Greg van Avermaet hat erstmals den Klassiker Paris-Roubaix gewonnen und sein bislang herausragendes Frühjahr gekrönt. Der belgische Olympiasieger vom Team BMC Racing siegte bei der 115. Auflage der "Hölle des Nordens" und verwies im legendären Vélodrome André Pétrieux in Roubaix den Tschechen Zdenek Stybar (Quick-Step Floors) und den Niederländer Sebastian Langeveld (Cannondale) auf die Plätze.

Die Hoffnungen von John Degenkolb auf seinen zweiten Roubaix-Triumph erfüllten sich nicht.

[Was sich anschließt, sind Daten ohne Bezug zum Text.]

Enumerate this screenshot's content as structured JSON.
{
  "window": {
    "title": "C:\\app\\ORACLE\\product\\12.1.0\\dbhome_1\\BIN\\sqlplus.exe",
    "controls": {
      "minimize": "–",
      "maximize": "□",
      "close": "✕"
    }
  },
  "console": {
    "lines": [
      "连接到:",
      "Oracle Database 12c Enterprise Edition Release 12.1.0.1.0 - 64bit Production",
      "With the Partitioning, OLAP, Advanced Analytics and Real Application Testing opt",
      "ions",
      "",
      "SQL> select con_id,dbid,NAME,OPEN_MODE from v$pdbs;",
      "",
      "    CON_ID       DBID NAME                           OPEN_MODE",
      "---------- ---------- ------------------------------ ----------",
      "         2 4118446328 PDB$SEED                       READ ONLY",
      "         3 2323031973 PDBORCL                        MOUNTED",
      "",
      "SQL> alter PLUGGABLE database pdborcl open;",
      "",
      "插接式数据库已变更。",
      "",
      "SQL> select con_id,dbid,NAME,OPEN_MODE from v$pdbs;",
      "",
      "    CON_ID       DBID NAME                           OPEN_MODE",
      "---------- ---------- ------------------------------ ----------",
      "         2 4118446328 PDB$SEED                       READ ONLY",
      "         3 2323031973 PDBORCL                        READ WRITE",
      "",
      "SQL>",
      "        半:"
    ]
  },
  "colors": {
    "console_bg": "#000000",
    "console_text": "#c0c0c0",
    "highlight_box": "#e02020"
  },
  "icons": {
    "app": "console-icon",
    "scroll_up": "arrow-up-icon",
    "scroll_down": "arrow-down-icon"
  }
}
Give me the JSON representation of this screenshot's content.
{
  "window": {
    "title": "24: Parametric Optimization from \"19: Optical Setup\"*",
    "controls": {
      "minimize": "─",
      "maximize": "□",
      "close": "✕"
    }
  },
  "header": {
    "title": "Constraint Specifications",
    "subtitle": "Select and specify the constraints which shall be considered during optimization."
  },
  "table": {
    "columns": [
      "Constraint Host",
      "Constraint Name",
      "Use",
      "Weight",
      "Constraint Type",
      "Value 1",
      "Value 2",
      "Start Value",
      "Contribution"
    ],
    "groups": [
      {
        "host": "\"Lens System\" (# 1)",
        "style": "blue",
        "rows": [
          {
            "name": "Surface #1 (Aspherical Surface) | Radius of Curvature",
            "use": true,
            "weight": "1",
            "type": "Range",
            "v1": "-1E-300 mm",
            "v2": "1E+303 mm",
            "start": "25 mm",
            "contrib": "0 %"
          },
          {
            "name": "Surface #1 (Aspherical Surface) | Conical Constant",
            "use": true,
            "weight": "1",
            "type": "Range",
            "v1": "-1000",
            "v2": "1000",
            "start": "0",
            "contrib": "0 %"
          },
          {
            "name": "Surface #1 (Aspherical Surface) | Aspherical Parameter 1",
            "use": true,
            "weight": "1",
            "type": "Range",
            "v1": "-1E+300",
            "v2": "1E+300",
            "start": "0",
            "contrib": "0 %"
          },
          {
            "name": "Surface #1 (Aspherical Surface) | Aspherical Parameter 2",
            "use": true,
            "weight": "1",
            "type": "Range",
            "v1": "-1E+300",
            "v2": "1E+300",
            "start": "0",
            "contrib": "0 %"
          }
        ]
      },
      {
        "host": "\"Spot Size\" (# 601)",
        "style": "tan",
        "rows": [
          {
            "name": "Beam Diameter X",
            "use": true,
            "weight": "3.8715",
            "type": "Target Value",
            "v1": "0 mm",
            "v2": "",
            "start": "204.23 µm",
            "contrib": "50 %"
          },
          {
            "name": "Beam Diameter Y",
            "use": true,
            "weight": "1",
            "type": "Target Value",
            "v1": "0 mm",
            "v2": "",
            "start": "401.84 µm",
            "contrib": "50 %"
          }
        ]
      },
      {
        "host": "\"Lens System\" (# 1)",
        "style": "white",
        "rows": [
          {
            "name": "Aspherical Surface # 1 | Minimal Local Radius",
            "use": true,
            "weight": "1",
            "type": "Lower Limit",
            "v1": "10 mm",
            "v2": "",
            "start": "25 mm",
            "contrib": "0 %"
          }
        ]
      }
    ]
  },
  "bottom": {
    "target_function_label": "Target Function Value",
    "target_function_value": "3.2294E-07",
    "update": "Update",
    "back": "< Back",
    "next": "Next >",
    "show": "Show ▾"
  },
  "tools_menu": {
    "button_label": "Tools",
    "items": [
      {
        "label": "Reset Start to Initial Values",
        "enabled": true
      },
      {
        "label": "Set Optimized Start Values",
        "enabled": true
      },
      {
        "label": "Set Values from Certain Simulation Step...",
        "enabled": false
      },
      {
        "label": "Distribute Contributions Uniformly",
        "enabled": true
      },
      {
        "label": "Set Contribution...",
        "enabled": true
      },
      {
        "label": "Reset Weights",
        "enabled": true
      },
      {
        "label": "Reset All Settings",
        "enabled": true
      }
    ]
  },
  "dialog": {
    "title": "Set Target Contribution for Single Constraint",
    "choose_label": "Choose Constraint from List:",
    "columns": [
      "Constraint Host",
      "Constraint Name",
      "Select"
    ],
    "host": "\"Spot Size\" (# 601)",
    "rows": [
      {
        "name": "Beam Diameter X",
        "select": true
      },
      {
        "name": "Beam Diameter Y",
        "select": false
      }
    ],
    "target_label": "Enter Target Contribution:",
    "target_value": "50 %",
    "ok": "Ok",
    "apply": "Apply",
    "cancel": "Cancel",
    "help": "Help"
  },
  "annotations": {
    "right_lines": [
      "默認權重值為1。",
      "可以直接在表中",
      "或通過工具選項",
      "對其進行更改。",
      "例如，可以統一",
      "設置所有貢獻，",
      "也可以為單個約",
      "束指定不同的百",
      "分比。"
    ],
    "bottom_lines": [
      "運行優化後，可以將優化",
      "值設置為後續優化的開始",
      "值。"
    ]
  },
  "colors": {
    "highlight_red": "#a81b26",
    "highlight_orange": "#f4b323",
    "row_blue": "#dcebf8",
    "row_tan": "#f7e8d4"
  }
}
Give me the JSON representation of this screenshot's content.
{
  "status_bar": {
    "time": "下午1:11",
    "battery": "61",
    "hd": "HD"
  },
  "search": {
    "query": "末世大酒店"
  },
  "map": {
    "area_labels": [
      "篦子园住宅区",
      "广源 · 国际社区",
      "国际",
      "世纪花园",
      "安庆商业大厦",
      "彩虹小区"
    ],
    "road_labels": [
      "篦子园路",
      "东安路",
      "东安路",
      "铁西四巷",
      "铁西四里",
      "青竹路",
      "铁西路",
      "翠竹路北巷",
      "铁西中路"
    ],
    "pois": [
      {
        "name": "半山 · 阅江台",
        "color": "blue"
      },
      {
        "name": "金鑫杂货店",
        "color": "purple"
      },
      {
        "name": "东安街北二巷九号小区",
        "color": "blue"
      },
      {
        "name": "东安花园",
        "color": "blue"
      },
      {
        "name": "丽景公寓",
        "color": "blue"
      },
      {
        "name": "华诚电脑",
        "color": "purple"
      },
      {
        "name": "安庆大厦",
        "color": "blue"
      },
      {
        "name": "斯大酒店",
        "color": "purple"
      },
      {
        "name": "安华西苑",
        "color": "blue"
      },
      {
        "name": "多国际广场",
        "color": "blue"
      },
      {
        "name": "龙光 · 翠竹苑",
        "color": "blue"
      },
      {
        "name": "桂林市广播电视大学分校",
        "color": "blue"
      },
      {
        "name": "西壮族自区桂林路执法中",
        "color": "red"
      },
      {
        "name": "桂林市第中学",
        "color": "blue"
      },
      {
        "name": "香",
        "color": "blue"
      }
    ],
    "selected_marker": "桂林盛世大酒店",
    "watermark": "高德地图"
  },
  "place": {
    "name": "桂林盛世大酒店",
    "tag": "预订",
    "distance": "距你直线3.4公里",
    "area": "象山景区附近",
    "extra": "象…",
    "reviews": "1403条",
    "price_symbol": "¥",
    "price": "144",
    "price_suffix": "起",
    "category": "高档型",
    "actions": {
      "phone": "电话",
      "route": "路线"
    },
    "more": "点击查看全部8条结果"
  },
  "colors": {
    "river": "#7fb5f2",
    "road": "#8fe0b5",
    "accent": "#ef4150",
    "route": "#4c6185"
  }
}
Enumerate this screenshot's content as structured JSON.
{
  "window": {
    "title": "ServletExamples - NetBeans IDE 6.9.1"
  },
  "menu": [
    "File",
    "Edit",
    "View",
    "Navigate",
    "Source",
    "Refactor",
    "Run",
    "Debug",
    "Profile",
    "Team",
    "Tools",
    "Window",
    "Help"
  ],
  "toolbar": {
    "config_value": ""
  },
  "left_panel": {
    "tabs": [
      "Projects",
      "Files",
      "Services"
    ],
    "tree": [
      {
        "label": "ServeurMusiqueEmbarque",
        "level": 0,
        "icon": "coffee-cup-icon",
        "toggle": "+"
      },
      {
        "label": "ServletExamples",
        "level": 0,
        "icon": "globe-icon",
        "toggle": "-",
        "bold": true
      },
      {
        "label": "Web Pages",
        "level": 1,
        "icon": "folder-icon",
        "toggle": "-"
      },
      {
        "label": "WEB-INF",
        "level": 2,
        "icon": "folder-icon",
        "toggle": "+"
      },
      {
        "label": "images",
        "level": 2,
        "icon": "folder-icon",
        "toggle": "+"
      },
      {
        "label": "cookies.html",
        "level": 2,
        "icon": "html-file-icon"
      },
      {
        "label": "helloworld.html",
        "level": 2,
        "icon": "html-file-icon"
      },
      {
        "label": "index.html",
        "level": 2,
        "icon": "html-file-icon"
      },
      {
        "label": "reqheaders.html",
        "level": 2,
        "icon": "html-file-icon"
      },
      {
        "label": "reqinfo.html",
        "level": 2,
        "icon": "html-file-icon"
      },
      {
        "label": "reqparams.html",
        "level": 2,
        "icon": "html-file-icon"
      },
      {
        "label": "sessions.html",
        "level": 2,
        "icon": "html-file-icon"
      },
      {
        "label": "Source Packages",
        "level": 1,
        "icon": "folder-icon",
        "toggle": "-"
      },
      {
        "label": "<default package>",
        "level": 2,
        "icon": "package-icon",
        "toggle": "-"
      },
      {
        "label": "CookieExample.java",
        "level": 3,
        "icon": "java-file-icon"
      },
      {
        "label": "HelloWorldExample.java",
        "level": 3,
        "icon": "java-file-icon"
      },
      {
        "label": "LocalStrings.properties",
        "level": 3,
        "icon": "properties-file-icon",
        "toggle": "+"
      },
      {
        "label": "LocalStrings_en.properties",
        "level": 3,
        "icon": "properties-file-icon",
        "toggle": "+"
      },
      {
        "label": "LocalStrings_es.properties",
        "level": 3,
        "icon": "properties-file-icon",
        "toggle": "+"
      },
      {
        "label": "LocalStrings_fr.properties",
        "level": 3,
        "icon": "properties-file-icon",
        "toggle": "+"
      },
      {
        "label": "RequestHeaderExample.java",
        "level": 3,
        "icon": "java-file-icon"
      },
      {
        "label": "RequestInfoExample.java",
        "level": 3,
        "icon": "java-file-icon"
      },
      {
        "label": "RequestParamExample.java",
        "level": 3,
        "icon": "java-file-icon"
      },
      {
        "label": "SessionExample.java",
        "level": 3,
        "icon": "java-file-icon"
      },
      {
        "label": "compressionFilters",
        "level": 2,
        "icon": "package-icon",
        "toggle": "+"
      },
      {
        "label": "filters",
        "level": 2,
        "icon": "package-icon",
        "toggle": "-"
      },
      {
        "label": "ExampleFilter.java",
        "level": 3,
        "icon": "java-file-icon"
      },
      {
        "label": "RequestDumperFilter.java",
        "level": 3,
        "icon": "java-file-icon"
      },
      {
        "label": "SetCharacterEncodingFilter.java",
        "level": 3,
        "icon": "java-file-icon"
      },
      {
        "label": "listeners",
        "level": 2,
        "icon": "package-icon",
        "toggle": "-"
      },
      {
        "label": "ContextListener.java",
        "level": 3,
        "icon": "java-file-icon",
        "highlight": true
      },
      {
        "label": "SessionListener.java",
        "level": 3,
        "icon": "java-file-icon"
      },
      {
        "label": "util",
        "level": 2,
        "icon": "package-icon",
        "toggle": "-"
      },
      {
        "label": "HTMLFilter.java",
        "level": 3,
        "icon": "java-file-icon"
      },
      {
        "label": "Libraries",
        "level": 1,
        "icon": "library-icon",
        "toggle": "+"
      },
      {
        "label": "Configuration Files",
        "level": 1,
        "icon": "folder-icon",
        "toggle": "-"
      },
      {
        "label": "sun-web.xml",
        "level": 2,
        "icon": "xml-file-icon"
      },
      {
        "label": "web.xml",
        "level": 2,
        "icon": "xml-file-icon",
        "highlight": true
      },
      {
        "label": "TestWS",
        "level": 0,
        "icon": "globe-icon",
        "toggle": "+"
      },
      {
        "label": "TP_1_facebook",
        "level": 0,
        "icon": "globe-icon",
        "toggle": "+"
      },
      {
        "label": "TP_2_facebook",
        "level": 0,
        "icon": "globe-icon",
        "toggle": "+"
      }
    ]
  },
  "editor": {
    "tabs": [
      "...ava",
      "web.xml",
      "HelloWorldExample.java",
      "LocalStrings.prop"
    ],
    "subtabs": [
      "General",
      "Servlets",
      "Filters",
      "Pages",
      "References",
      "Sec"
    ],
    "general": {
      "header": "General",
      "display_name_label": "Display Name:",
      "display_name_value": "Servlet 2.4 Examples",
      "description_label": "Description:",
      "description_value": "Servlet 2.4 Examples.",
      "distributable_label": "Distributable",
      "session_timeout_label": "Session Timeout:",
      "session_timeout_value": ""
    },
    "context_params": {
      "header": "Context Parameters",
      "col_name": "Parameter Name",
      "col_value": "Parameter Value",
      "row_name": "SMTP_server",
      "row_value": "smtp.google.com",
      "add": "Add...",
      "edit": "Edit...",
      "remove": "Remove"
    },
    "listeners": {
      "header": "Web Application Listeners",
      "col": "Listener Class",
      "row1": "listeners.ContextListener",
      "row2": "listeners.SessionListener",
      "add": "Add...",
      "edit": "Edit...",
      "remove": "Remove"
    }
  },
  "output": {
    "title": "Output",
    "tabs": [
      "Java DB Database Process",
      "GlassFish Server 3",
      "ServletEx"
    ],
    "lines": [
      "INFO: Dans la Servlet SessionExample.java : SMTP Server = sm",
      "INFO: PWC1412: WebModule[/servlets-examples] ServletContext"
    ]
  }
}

Nach der 257 Kilometer langen Fahrt über insgesamt 29 Abschnitte auf Kopfsteinpflaster kam der 28-Jährige mit einer Verfolgergruppe ins Ziel. André Greipel sprintete auf den siebten Platz.

Van Avermaet hatte Ende März das prestigeträchtige Eintagesrennen Gent-Wevelgem für sich entschieden und auch zuvor einige wichtige Siege errungen. Bei der Flandern-Rundfahrt am vergangenen Wochenende wurde er Zweiter, nun aber gewann der 31-Jährige sein erstes Radsport-Monument.